Monday, May 25, 2009

outside of murphysboro, on a high ridge above the big muddy river, a road goes off toward the worthen cemetery, and turns left onto watt hill road where a 4-year-old had a party on sunday. that worthen cemetery road turns into a gravel road and heads down into wooded territory on the banks of the big muddy there, but is totally unmarked; i was told that it was the site of brownsville, original county seat of jackson county, and birthplace, as it turns out, of john a. logan, one of the original founders of memorial day. totally unmarked, the ruins, if they are still there, should be a historical site, but who knows? it's a beautiful area, long grasses blowing in the breeze, old barns, evidence of recent storms provided by huge stumps and fallen trees here and there. the paved road wound around until we got to the party, where it rained a little but then became a nice day. the kids played outside while ravenous mosquitoes went after everyone who had had a bite of cake. again, the wooded valleys beckoned in all directions; it's a historic area, the sand ridge being the last site of native americans in the state of illinois, and all hilly wooded river valley within a spit of the mississippi being definitely the center of civilization, for the several thousand years before the white folks came along.

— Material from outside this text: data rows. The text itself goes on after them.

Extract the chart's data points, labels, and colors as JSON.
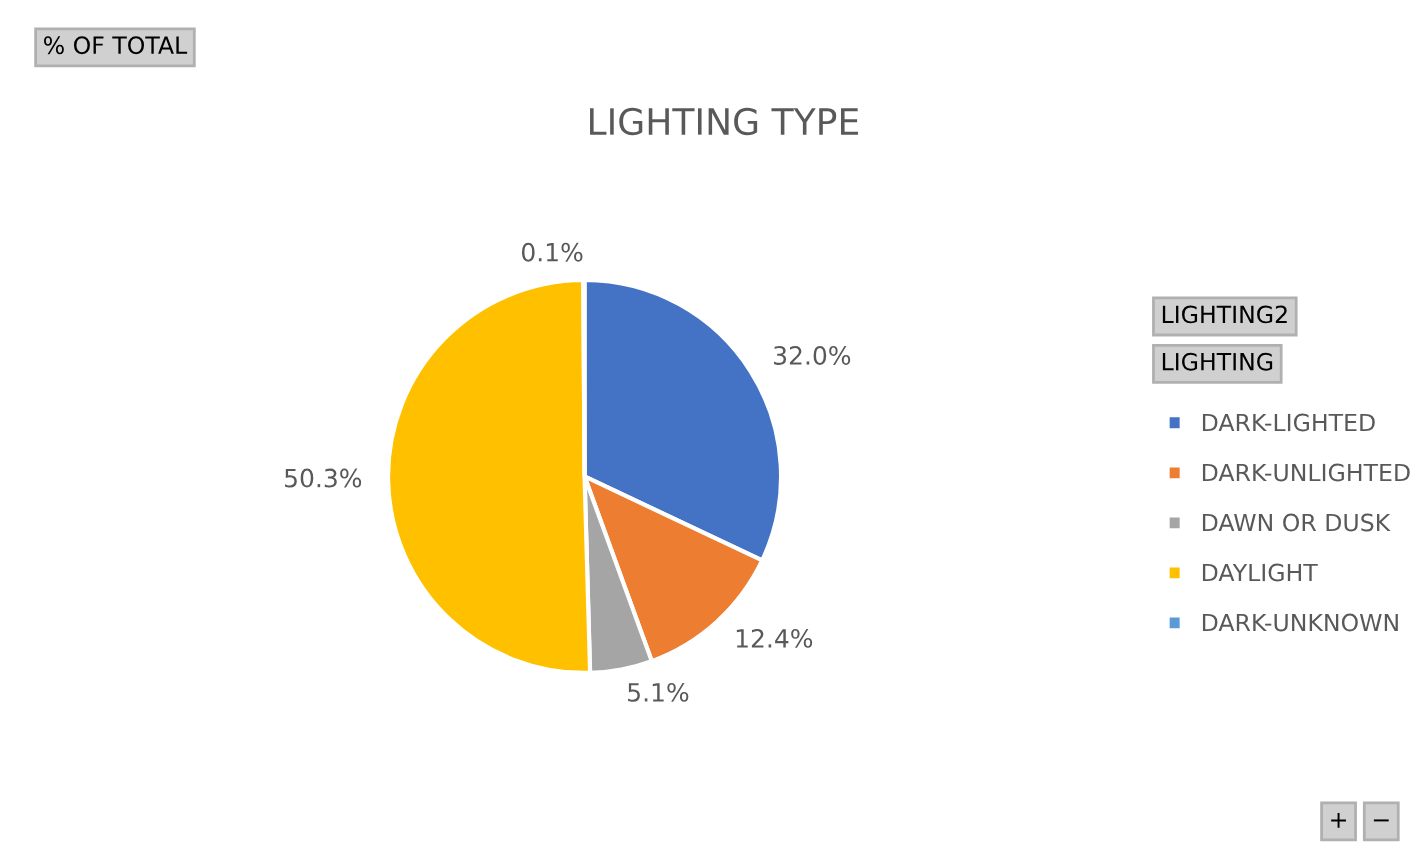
{
  "chart_data": {
    "type": "pie",
    "title": "LIGHTING TYPE",
    "categories": [
      "DARK-LIGHTED",
      "DARK-UNLIGHTED",
      "DAWN OR DUSK",
      "DAYLIGHT",
      "DARK-UNKNOWN"
    ],
    "values": [
      32.0,
      12.4,
      5.1,
      50.3,
      0.1
    ],
    "colors": [
      "#4472c4",
      "#ed7d31",
      "#a5a5a5",
      "#ffc000",
      "#5b9bd5"
    ],
    "value_labels": [
      "32.0%",
      "12.4%",
      "5.1%",
      "50.3%",
      "0.1%"
    ],
    "legend": "right",
    "annotations": [
      "% OF TOTAL",
      "LIGHTING2",
      "LIGHTING",
      "+",
      "−"
    ]
  }
}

memorial day weekend, and time to reflect a little, also one of the few summertime opportunities to really enjoy the pleasant weather, before it gets just too hot & humid to really stand around out there. our friends had a huge hickory that damaged their porch and roof and still stood right outside the house; we speculated about whether someone would come along soliciting good furniture-wood or what should be extraordinary opportunity in terms of good craft-wood; to our knowledge, nobody had come along at all for any of it. tell me again what you know of brownsville? i asked. has an old house on it, vacant. that land was sold recently, he said, six huge parcels, all to the same owner, probably going to be used for hunting rights. think anyone would mind if a person went poking around down there? Oh, yeah, probably.

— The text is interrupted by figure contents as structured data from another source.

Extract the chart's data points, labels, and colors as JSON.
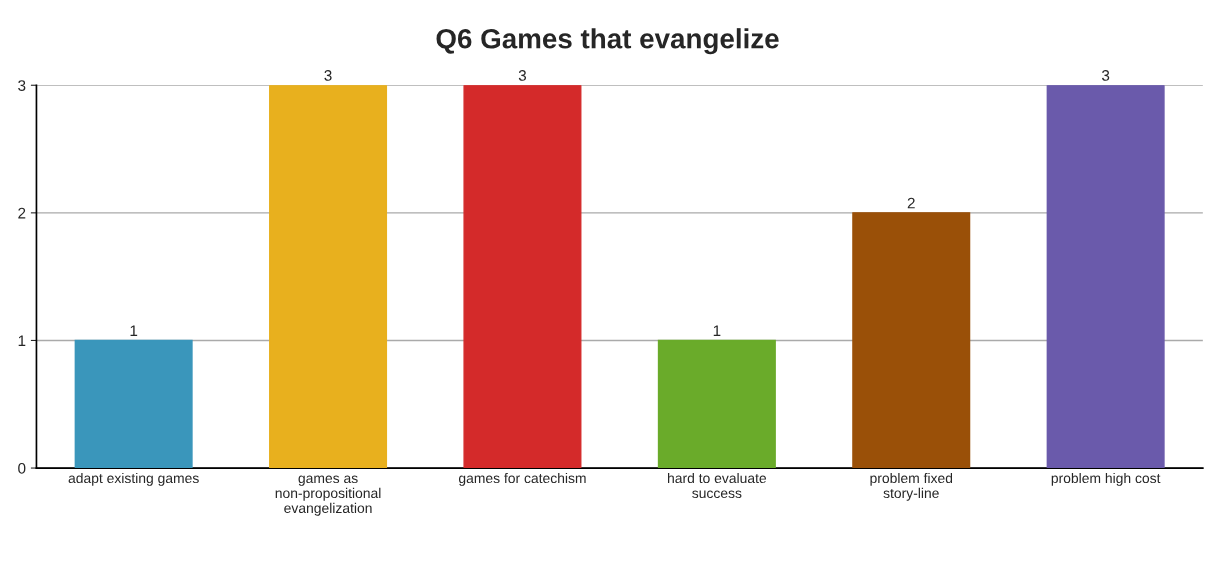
{
  "chart_data": {
    "type": "bar",
    "title": "Q6 Games that evangelize",
    "categories": [
      "adapt existing games",
      "games as non-propositional evangelization",
      "games for catechism",
      "hard to evaluate success",
      "problem fixed story-line",
      "problem high cost"
    ],
    "values": [
      1,
      3,
      3,
      1,
      2,
      3
    ],
    "colors": [
      "#3a96bb",
      "#e8b01e",
      "#d42a2a",
      "#6aab2a",
      "#9a5008",
      "#6a5aab"
    ],
    "ylim": [
      0,
      3
    ],
    "yticks": [
      0,
      1,
      2,
      3
    ],
    "grid": "y",
    "data_labels": true
  }
}
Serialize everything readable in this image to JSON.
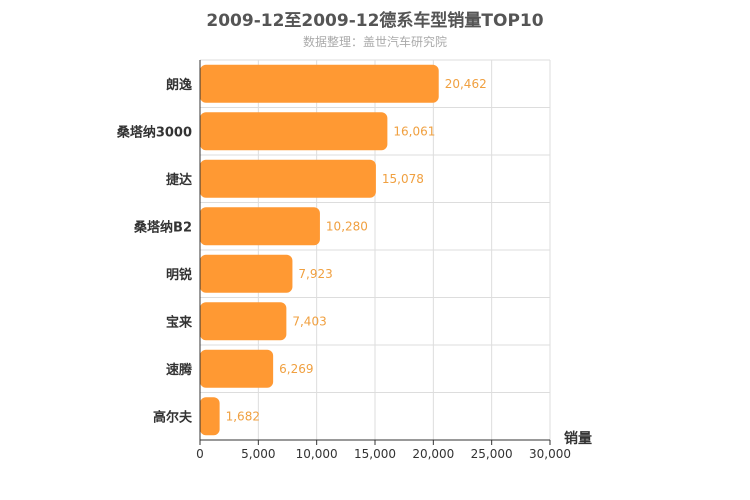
{
  "chart_data": {
    "type": "bar",
    "orientation": "horizontal",
    "title": "2009-12至2009-12德系车型销量TOP10",
    "subtitle": "数据整理：盖世汽车研究院",
    "categories": [
      "朗逸",
      "桑塔纳3000",
      "捷达",
      "桑塔纳B2",
      "明锐",
      "宝来",
      "速腾",
      "高尔夫"
    ],
    "values": [
      20462,
      16061,
      15078,
      10280,
      7923,
      7403,
      6269,
      1682
    ],
    "value_labels": [
      "20,462",
      "16,061",
      "15,078",
      "10,280",
      "7,923",
      "7,403",
      "6,269",
      "1,682"
    ],
    "xlabel": "销量",
    "ylabel": "",
    "xlim": [
      0,
      30000
    ],
    "x_ticks": [
      0,
      5000,
      10000,
      15000,
      20000,
      25000,
      30000
    ],
    "x_tick_labels": [
      "0",
      "5,000",
      "10,000",
      "15,000",
      "20,000",
      "25,000",
      "30,000"
    ],
    "grid": true,
    "legend": "none",
    "colors": {
      "bar": "#ff9933",
      "value_label": "#f0a040",
      "grid": "#dddddd",
      "axis": "#333333",
      "text": "#333333"
    }
  }
}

The paved road wandered back toward brownsville and we played african music as usual, and enjoyed the green grasses and forests. in the worthen cemetery people cleared brush, as people have been doing in this area for weeks now, but memorial day being a time to take care of the cemeteries, brush off the dust, and mow the lawns, i'm sure they were preparing. it's an unwritten book, i thought, though supposedly somebody already wrote a book about the place, and the evidence they found one way or the other about how they had forges there and did metalworking. moved the county seat to murphysboro, apparently, because it was prone to flooding, as much of the valleys are. if someone wrote that book, i haven't seen it, but the whole project has to go on the shelf anyway, because i'm way too busy. at work, people are busy putting a new roof on a flat building, and making all kinds of noise; one day, came back from coffee and saw a prehistoric kind of lizard fellow, disoriented out on the breezeway bricks; i pointed him out to a student, but then let him go, since his life was already turned upside down. similarly, driving to work on sunset boulevard, er, sunset drive, we drove right over a large turtle, also disoriented, realized too late that the street he was crossing was a little too busy for his general rate. we stopped, came back, and idled in a driveway while we saved its life, and the owner of the driveway came out to see why we were there.

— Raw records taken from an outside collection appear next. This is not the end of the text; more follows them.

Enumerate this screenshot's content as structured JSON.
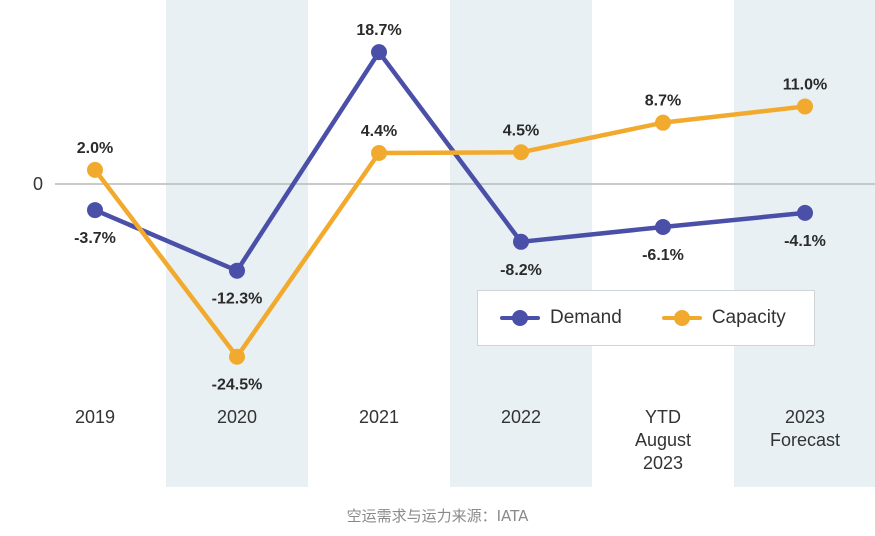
{
  "chart_data": {
    "type": "line",
    "title": "",
    "xlabel": "",
    "ylabel": "",
    "zero_label": "0",
    "categories": [
      [
        "2019"
      ],
      [
        "2020"
      ],
      [
        "2021"
      ],
      [
        "2022"
      ],
      [
        "YTD",
        "August",
        "2023"
      ],
      [
        "2023",
        "Forecast"
      ]
    ],
    "shaded_categories": [
      1,
      3,
      5
    ],
    "series": [
      {
        "name": "Demand",
        "color": "#4a4fa8",
        "values": [
          -3.7,
          -12.3,
          18.7,
          -8.2,
          -6.1,
          -4.1
        ],
        "labels": [
          "-3.7%",
          "-12.3%",
          "18.7%",
          "-8.2%",
          "-6.1%",
          "-4.1%"
        ],
        "label_positions": [
          "below",
          "below",
          "above",
          "below",
          "below",
          "below"
        ]
      },
      {
        "name": "Capacity",
        "color": "#f2aa2e",
        "values": [
          2.0,
          -24.5,
          4.4,
          4.5,
          8.7,
          11.0
        ],
        "labels": [
          "2.0%",
          "-24.5%",
          "4.4%",
          "4.5%",
          "8.7%",
          "11.0%"
        ],
        "label_positions": [
          "above",
          "below",
          "above",
          "above",
          "above",
          "above"
        ]
      }
    ],
    "ylim": [
      -27,
      24
    ],
    "grid": false,
    "legend": {
      "placement": "bottom-right",
      "entries": [
        "Demand",
        "Capacity"
      ]
    },
    "band_color": "#e8f0f3",
    "zero_line_color": "#b5b9bc"
  },
  "caption": "空运需求与运力来源：IATA"
}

freedom, i think, starts with life, and the opportunity to move on; the lizard found his spot in the weeds, and the turtle went off down toward the little creek that cuts under sunset there by the green earth wetlands. john a logan and his buddies are long gone, so are the brothers and thousands of people who died fighting the civil war, which ravaged the area and rewrote the landscape in such a way that it'll never be the same. perhaps some things are best left untouched, as is the civil war graveyard out on the dog improvement lands, that we used to pass when we walked our dogs around the ponds there, and which nobody really took much care of, but everyone knew it was there, and was important. they finally fenced the place off, because it became famous, and blogs like this certainly don't help, so i'll put my two cents in here, if you're still reading this far. have respect; don't tip over the gravestones, hold the memory still and precious, and let things go their way, not upsetting the balance or making things go extinct that shouldn't have to. it's what's precious about the midwest really, that it can be, at the same time, center of the universe of a few thousand years ago, richest & most fertile & most beautiful of river valleys, land of lincoln and land of obama, yet at the same time, a place where a single gravel road to history lies unmarked, unobstructed, the hills full of arrowheads and all kinds of archaeology, yet at the same time, used only to shoot deer by locals in a single week in november, locals who both paid for the right and duly respect, in their own way, the importance of the territory, and pretty much left alone the rest of the time.

a book, i'd say, if not a couple of short stories at least.